II. Sur la réutilisation
2.1. Sur la compétence de la commission
La commission relève que l’ensemble des informations dont la réutilisation est envisagée figure dans des documents librement communicables. Elles n’ont pas été produites ou reçues dans le cadre d’un service public à caractère industriel et commercial. Elles ne sont pas grevées de droits d’auteur de tiers. Elles constituent par conséquent des informations publiques au sens de l’article 10 de la loi du 17 juillet 1978.
La commission souligne ensuite que la réutilisation est définie par le même article 10 comme l’utilisation d’informations à d’autres fins que celles de la mission de service public pour les besoins de laquelle les documents qui les contiennent ont été produits ou reçus. Tel est le cas de la numérisation, à des fins commerciales, d’informations issues des tables décennales, ainsi que l’envisage l’étude de généalogie qui vous a saisi. En revanche, la simple détention de ces informations ne saurait, à elle seule, constituer une réutilisation au sens de cet article. Si celle-ci peut, le cas échéant, constituer un traitement de données à caractère personnel dès lors que l’article 2 de la loi du 6 janvier 1978 y inclut notamment « la collecte, l’enregistrement, l’organisation et la conservation » de telles données, la commission n’est pas compétente pour apprécier la licéité de tels traitements, en-dehors de toute réutilisation.
2.2. Sur le droit et les modalités de réutilisation
La commission rappelle que le droit à réutilisation posé par le premier alinéa de l'article 10 de la loi du 17 juillet 1978, s'exerce dans les conditions prévues au chapitre II du titre Ier de cette loi et au titre III du décret n°2005-1755 du 30 décembre 2005. Notamment, sauf accord de l'administration, la réutilisation des informations publiques est soumise à la condition que ces dernières ne soient pas altérées, que leur sens ne soit pas dénaturé et que leurs sources et la date de leur dernière mise à jour soient mentionnées (article 12 de la loi du 17 juillet 1978).
En vertu de l’article 15 de la loi, la réutilisation d’informations publiques peut donner lieu, le cas échéant, au versement de redevances.
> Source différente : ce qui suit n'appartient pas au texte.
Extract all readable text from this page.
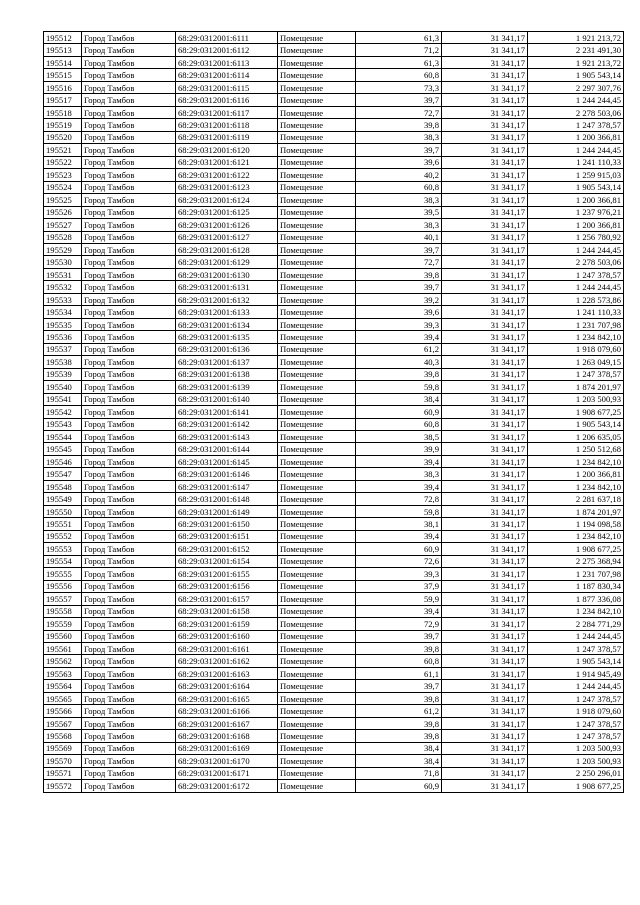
195512	Город Тамбов	68:29:0312001:6111	Помещение	61,3	31 341,17	1 921 213,72
195513	Город Тамбов	68:29:0312001:6112	Помещение	71,2	31 341,17	2 231 491,30
195514	Город Тамбов	68:29:0312001:6113	Помещение	61,3	31 341,17	1 921 213,72
195515	Город Тамбов	68:29:0312001:6114	Помещение	60,8	31 341,17	1 905 543,14
195516	Город Тамбов	68:29:0312001:6115	Помещение	73,3	31 341,17	2 297 307,76
195517	Город Тамбов	68:29:0312001:6116	Помещение	39,7	31 341,17	1 244 244,45
195518	Город Тамбов	68:29:0312001:6117	Помещение	72,7	31 341,17	2 278 503,06
195519	Город Тамбов	68:29:0312001:6118	Помещение	39,8	31 341,17	1 247 378,57
195520	Город Тамбов	68:29:0312001:6119	Помещение	38,3	31 341,17	1 200 366,81
195521	Город Тамбов	68:29:0312001:6120	Помещение	39,7	31 341,17	1 244 244,45
195522	Город Тамбов	68:29:0312001:6121	Помещение	39,6	31 341,17	1 241 110,33
195523	Город Тамбов	68:29:0312001:6122	Помещение	40,2	31 341,17	1 259 915,03
195524	Город Тамбов	68:29:0312001:6123	Помещение	60,8	31 341,17	1 905 543,14
195525	Город Тамбов	68:29:0312001:6124	Помещение	38,3	31 341,17	1 200 366,81
195526	Город Тамбов	68:29:0312001:6125	Помещение	39,5	31 341,17	1 237 976,21
195527	Город Тамбов	68:29:0312001:6126	Помещение	38,3	31 341,17	1 200 366,81
195528	Город Тамбов	68:29:0312001:6127	Помещение	40,1	31 341,17	1 256 780,92
195529	Город Тамбов	68:29:0312001:6128	Помещение	39,7	31 341,17	1 244 244,45
195530	Город Тамбов	68:29:0312001:6129	Помещение	72,7	31 341,17	2 278 503,06
195531	Город Тамбов	68:29:0312001:6130	Помещение	39,8	31 341,17	1 247 378,57
195532	Город Тамбов	68:29:0312001:6131	Помещение	39,7	31 341,17	1 244 244,45
195533	Город Тамбов	68:29:0312001:6132	Помещение	39,2	31 341,17	1 228 573,86
195534	Город Тамбов	68:29:0312001:6133	Помещение	39,6	31 341,17	1 241 110,33
195535	Город Тамбов	68:29:0312001:6134	Помещение	39,3	31 341,17	1 231 707,98
195536	Город Тамбов	68:29:0312001:6135	Помещение	39,4	31 341,17	1 234 842,10
195537	Город Тамбов	68:29:0312001:6136	Помещение	61,2	31 341,17	1 918 079,60
195538	Город Тамбов	68:29:0312001:6137	Помещение	40,3	31 341,17	1 263 049,15
195539	Город Тамбов	68:29:0312001:6138	Помещение	39,8	31 341,17	1 247 378,57
195540	Город Тамбов	68:29:0312001:6139	Помещение	59,8	31 341,17	1 874 201,97
195541	Город Тамбов	68:29:0312001:6140	Помещение	38,4	31 341,17	1 203 500,93
195542	Город Тамбов	68:29:0312001:6141	Помещение	60,9	31 341,17	1 908 677,25
195543	Город Тамбов	68:29:0312001:6142	Помещение	60,8	31 341,17	1 905 543,14
195544	Город Тамбов	68:29:0312001:6143	Помещение	38,5	31 341,17	1 206 635,05
195545	Город Тамбов	68:29:0312001:6144	Помещение	39,9	31 341,17	1 250 512,68
195546	Город Тамбов	68:29:0312001:6145	Помещение	39,4	31 341,17	1 234 842,10
195547	Город Тамбов	68:29:0312001:6146	Помещение	38,3	31 341,17	1 200 366,81
195548	Город Тамбов	68:29:0312001:6147	Помещение	39,4	31 341,17	1 234 842,10
195549	Город Тамбов	68:29:0312001:6148	Помещение	72,8	31 341,17	2 281 637,18
195550	Город Тамбов	68:29:0312001:6149	Помещение	59,8	31 341,17	1 874 201,97
195551	Город Тамбов	68:29:0312001:6150	Помещение	38,1	31 341,17	1 194 098,58
195552	Город Тамбов	68:29:0312001:6151	Помещение	39,4	31 341,17	1 234 842,10
195553	Город Тамбов	68:29:0312001:6152	Помещение	60,9	31 341,17	1 908 677,25
195554	Город Тамбов	68:29:0312001:6154	Помещение	72,6	31 341,17	2 275 368,94
195555	Город Тамбов	68:29:0312001:6155	Помещение	39,3	31 341,17	1 231 707,98
195556	Город Тамбов	68:29:0312001:6156	Помещение	37,9	31 341,17	1 187 830,34
195557	Город Тамбов	68:29:0312001:6157	Помещение	59,9	31 341,17	1 877 336,08
195558	Город Тамбов	68:29:0312001:6158	Помещение	39,4	31 341,17	1 234 842,10
195559	Город Тамбов	68:29:0312001:6159	Помещение	72,9	31 341,17	2 284 771,29
195560	Город Тамбов	68:29:0312001:6160	Помещение	39,7	31 341,17	1 244 244,45
195561	Город Тамбов	68:29:0312001:6161	Помещение	39,8	31 341,17	1 247 378,57
195562	Город Тамбов	68:29:0312001:6162	Помещение	60,8	31 341,17	1 905 543,14
195563	Город Тамбов	68:29:0312001:6163	Помещение	61,1	31 341,17	1 914 945,49
195564	Город Тамбов	68:29:0312001:6164	Помещение	39,7	31 341,17	1 244 244,45
195565	Город Тамбов	68:29:0312001:6165	Помещение	39,8	31 341,17	1 247 378,57
195566	Город Тамбов	68:29:0312001:6166	Помещение	61,2	31 341,17	1 918 079,60
195567	Город Тамбов	68:29:0312001:6167	Помещение	39,8	31 341,17	1 247 378,57
195568	Город Тамбов	68:29:0312001:6168	Помещение	39,8	31 341,17	1 247 378,57
195569	Город Тамбов	68:29:0312001:6169	Помещение	38,4	31 341,17	1 203 500,93
195570	Город Тамбов	68:29:0312001:6170	Помещение	38,4	31 341,17	1 203 500,93
195571	Город Тамбов	68:29:0312001:6171	Помещение	71,8	31 341,17	2 250 296,01
195572	Город Тамбов	68:29:0312001:6172	Помещение	60,9	31 341,17	1 908 677,25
La commission rappelle en effet que cette disposition laisse à chaque autorité administrative, qu’elle en soit ou non l’auteur, le soin de décider si la réutilisation des informations publiques qu'elle détient donnera lieu ou non à la perception d'une telle redevance. Le même article de la loi et les articles 36 et suivants du décret n° 2005-1755 du 30 décembre 2005 encadrent la fixation du montant de celle-ci.
La commission souligne cependant que le paiement d'une redevance est subordonné à la définition préalable, dans le cadre d’une licence, des conditions de réutilisation des informations publiques, conformément à l'article 16 de la loi du 17 juillet 1978. Faute d'avoir préalablement adopté une licence type, l'administration ne peut faire obstacle à l'utilisation du document ni en subordonner la délivrance au paiement d'une somme supérieure à celle résultant de l'application des dispositions du décret du 30 décembre 2005 et de l'arrêté du 1er octobre 2001.
La commission rappelle que le deuxième alinéa de l'article 18 de la loi du 17 juillet 1978 lui confère le pouvoir de sanctionner les réutilisations lorsque des informations publiques ont été réutilisées, en méconnaissance des dispositions de l'article 12 de la même loi, des conditions de réutilisation prévues par une licence délivrée à cet effet ou en violation de l'obligation d'obtention d'une licence.
Par ailleurs, la réutilisation d'informations publiques comportant des données à caractère personnel est subordonnée au respect des dispositions du premier alinéa de l’article 13 de la loi du 17 juillet 1978, en vertu duquel : « Les informations publiques comportant des données à caractère personnel peuvent faire l’objet d’une réutilisation soit lorsque la personne intéressée y a consenti, soit si l’autorité détentrice est en mesure de les rendre anonymes ou, à défaut d’anonymisation, si une disposition législative ou réglementaire le permet. ».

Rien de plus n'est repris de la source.